China ‘giving detained Canadians Kovrig and Spavor better food’ during coronavirus

Sarah Zheng

Beijing said it was providing better food and allowing more deliveries during the coronavirus outbreak for two Canadians detained in China on spying charges that were seen as retaliation for Canada’s arrest of a Chinese telecoms executive.

The Chinese embassy in Canada said it had also allowed Canadian former diplomat Michael Kovrig – held by police since December 2018 along with Canadian businessman Michael Spavor – to speak to his “very ill” father by telephone for “humanitarian reasons”, Canadian media reported.

“The authorities have provided better food for all the detainees, including Michael Kovrig and Michael Spavor, so as to help strengthen their immunity,” the embassy’s statement said. “Second, given the relevant detention centres have been totally enclosed due to the epidemic, to ensure their contacts with the Canadian consular agencies in China, the frequency of transference of letters and parcels to Michael Kovrig and Michael Spavor has been increased as interim arrangements.”

Global Affairs Canada (GAC), the Canadian government’s diplomatic department, has called for the pair to be released immediately from “arbitrary detention”, and did not immediately respond to a request for comment on the embassy’s remarks.

The latest developments for the two men came amid tightened travel restrictions in China over the coronavirus pandemic, which spread from the central province of Hubei in December and has caused more than 160,000 infections in more than 100 countries worldwide.

Kovrig and Spavor have been detained in China since their arrest in mid-December 2018, days after Canadian authorities arrested Meng Wanzhou, chief financial officer of Chinese telecoms company Huawei, on a US extradition request.

Relations between Ottawa and Beijing have plunged over what has been seen as China’s retaliatory detention of the two Canadians, but tensions have seemed to thaw through their cooperation over the coronavirus.

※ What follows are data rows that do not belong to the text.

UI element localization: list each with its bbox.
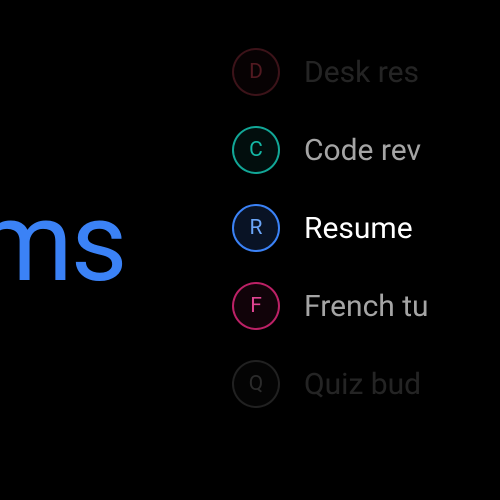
list-item[interactable]: R Resume bbox=[232, 204, 429, 252]
list-item[interactable]: F French tu bbox=[232, 282, 429, 330]
avatar: Q bbox=[232, 360, 280, 408]
list-item[interactable]: Q Quiz bud bbox=[232, 360, 429, 408]
page-title: ems bbox=[0, 178, 126, 307]
avatar: R bbox=[232, 204, 280, 252]
items-list: D Desk res C Code rev R Resume F French … bbox=[232, 48, 429, 408]
item-label: Code rev bbox=[304, 133, 421, 168]
avatar: F bbox=[232, 282, 280, 330]
item-label: French tu bbox=[304, 289, 429, 324]
list-item[interactable]: C Code rev bbox=[232, 126, 429, 174]
item-label: Desk res bbox=[304, 55, 419, 90]
avatar: C bbox=[232, 126, 280, 174]
item-label: Resume bbox=[304, 211, 413, 246]
list-item[interactable]: D Desk res bbox=[232, 48, 429, 96]
item-label: Quiz bud bbox=[304, 367, 421, 402]
avatar: D bbox=[232, 48, 280, 96]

Chinese state media lauded Canadian support and donations to China during the outbreak, and the World Health Organisation’s joint mission to China for the coronavirus was headed by Canadian epidemiologist Bruce Aylward.

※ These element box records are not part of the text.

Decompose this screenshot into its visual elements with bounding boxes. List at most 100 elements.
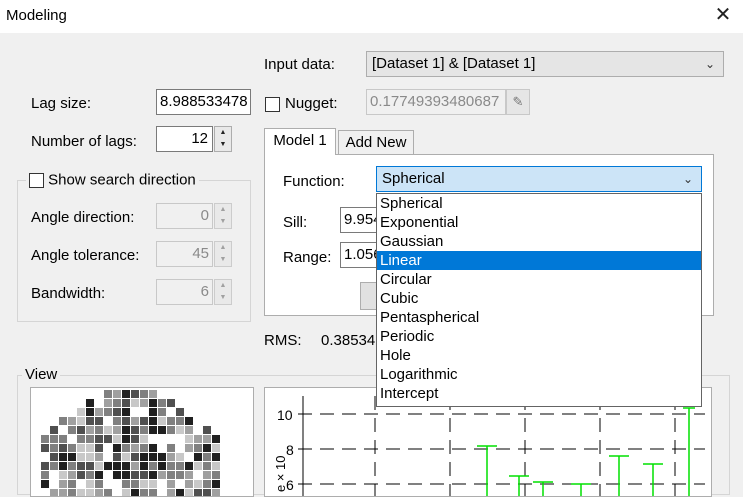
tab-model-1[interactable]: Model 1 — [264, 128, 336, 155]
function-option[interactable]: Linear — [377, 251, 701, 270]
map-cell — [212, 453, 220, 461]
map-cell — [185, 489, 193, 496]
map-cell — [131, 453, 139, 461]
function-option[interactable]: Spherical — [377, 194, 701, 213]
map-cell — [113, 480, 121, 488]
function-option[interactable]: Circular — [377, 270, 701, 289]
map-cell — [194, 489, 202, 496]
map-cell — [185, 444, 193, 452]
map-cell — [122, 462, 130, 470]
map-cell — [185, 453, 193, 461]
function-option[interactable]: Pentaspherical — [377, 308, 701, 327]
nugget-checkbox[interactable] — [265, 97, 280, 112]
map-cell — [68, 462, 76, 470]
function-option[interactable]: Exponential — [377, 213, 701, 232]
angle-direction-input[interactable]: 0 — [156, 203, 213, 229]
angle-direction-label: Angle direction: — [31, 209, 135, 226]
map-cell — [194, 417, 202, 425]
map-cell — [50, 462, 58, 470]
map-cell — [95, 417, 103, 425]
function-dropdown-list[interactable]: Spherical Exponential Gaussian Linear Circul… — [376, 193, 702, 407]
chevron-down-icon: ⌄ — [682, 172, 693, 186]
map-cell — [140, 390, 148, 398]
angle-tolerance-stepper[interactable]: ▲ ▼ — [214, 241, 232, 267]
map-cell — [113, 444, 121, 452]
tab-add-new[interactable]: Add New — [338, 130, 414, 155]
map-cell — [176, 453, 184, 461]
map-cell — [131, 489, 139, 496]
function-option[interactable]: Logarithmic — [377, 365, 701, 384]
map-cell — [149, 453, 157, 461]
nugget-input[interactable]: 0.17749393480687 — [366, 89, 506, 115]
sill-input[interactable]: 9.954 — [340, 207, 380, 233]
map-cell — [140, 399, 148, 407]
map-cell — [131, 408, 139, 416]
angle-tolerance-input[interactable]: 45 — [156, 241, 213, 267]
function-select[interactable]: Spherical ⌄ — [376, 166, 702, 192]
pencil-icon[interactable]: ✎ — [506, 89, 530, 115]
input-data-label: Input data: — [264, 56, 335, 73]
map-cell — [122, 453, 130, 461]
map-cell — [95, 489, 103, 496]
map-cell — [122, 435, 130, 443]
stepper-down-icon[interactable]: ▼ — [215, 139, 231, 151]
map-cell — [50, 426, 58, 434]
map-cell — [131, 444, 139, 452]
map-cell — [95, 471, 103, 479]
map-cell — [86, 489, 94, 496]
data-map-grid — [41, 390, 220, 496]
y-tick-label: 10 — [277, 407, 293, 423]
map-cell — [113, 408, 121, 416]
range-input[interactable]: 1.056 — [340, 242, 380, 268]
map-cell — [167, 435, 175, 443]
map-cell — [158, 444, 166, 452]
input-data-select[interactable]: [Dataset 1] & [Dataset 1] ⌄ — [366, 51, 724, 77]
map-cell — [104, 453, 112, 461]
stepper-up-icon[interactable]: ▲ — [215, 127, 231, 139]
map-cell — [149, 417, 157, 425]
stepper-down-icon[interactable]: ▼ — [215, 292, 231, 304]
map-cell — [149, 444, 157, 452]
map-cell — [86, 399, 94, 407]
stepper-down-icon[interactable]: ▼ — [215, 254, 231, 266]
stepper-up-icon[interactable]: ▲ — [215, 204, 231, 216]
map-cell — [86, 408, 94, 416]
map-cell — [50, 444, 58, 452]
map-cell — [104, 444, 112, 452]
function-option[interactable]: Intercept — [377, 384, 701, 403]
map-cell — [59, 471, 67, 479]
map-cell — [185, 435, 193, 443]
number-of-lags-input[interactable]: 12 — [156, 126, 213, 152]
show-search-direction-checkbox[interactable] — [29, 172, 44, 188]
map-cell — [185, 462, 193, 470]
map-cell — [68, 435, 76, 443]
map-cell — [41, 435, 49, 443]
stepper-up-icon[interactable]: ▲ — [215, 242, 231, 254]
map-cell — [176, 408, 184, 416]
map-cell — [158, 417, 166, 425]
close-icon[interactable]: ✕ — [712, 3, 734, 27]
rms-label: RMS: — [264, 332, 302, 349]
angle-direction-stepper[interactable]: ▲ ▼ — [214, 203, 232, 229]
view-label: View — [22, 366, 61, 383]
function-option[interactable]: Cubic — [377, 289, 701, 308]
function-option[interactable]: Hole — [377, 346, 701, 365]
function-option[interactable]: Periodic — [377, 327, 701, 346]
map-cell — [95, 399, 103, 407]
function-option[interactable]: Gaussian — [377, 232, 701, 251]
range-label: Range: — [283, 249, 332, 266]
map-cell — [122, 390, 130, 398]
stepper-down-icon[interactable]: ▼ — [215, 216, 231, 228]
map-cell — [140, 471, 148, 479]
map-cell — [131, 471, 139, 479]
lag-size-input[interactable]: 8.988533478 — [156, 89, 251, 115]
bandwidth-input[interactable]: 6 — [156, 279, 213, 305]
bandwidth-stepper[interactable]: ▲ ▼ — [214, 279, 232, 305]
number-of-lags-stepper[interactable]: ▲ ▼ — [214, 126, 232, 152]
map-cell — [203, 480, 211, 488]
map-cell — [194, 426, 202, 434]
map-cell — [113, 453, 121, 461]
stepper-up-icon[interactable]: ▲ — [215, 280, 231, 292]
map-cell — [158, 489, 166, 496]
map-cell — [176, 480, 184, 488]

Canada sends delegation to China to press for release of detained citizens

But China’s ambassador to Canada, Cong Peiwu, said this month that while the cooperation was “appreciated”, the “outstanding issue for the bilateral relationship” remained.

Meng has been released on bail ahead of the next hearing of her court case, scheduled in late April, on charges of bank fraud and violating US sanctions. Meanwhile, both Kovrig and Spavor remain in detention with limited consular access, with reports that the two were being held in cells with lights on for 24 hours a day and Kovrig was being denied access to his reading glasses.

GAC had said the two detainees were being allowed monthly visits from Canadian consular officials, but it has not reported new visits for the past two months as the coronavirus has spread across China and abroad. The last reported consular visits were on January 13 for Spavor and January 14 for Kovrig.

Case of detained Canadians sends chill through diplomats in China

The think tank International Crisis Group, which employed Kovrig as an analyst at the time of his detention, has called daily on social media for his release, writing on Monday: “Imagine being locked up in a Chinese prison for 462 days. You cannot see your family. No justifiable reason has been given. This is what our Canadian friend and colleague Michael Kovrig is facing.”

China’s embassy in Canada said in its statement, released last Friday, that Chinese authorities had ensured Kovrig and Spavor “received adequate humanitarian treatment [like] other suspects of the same kind”.

“Both of them are physically sound and mentally stable,” the embassy said. “Their lawful rights are fully protected.”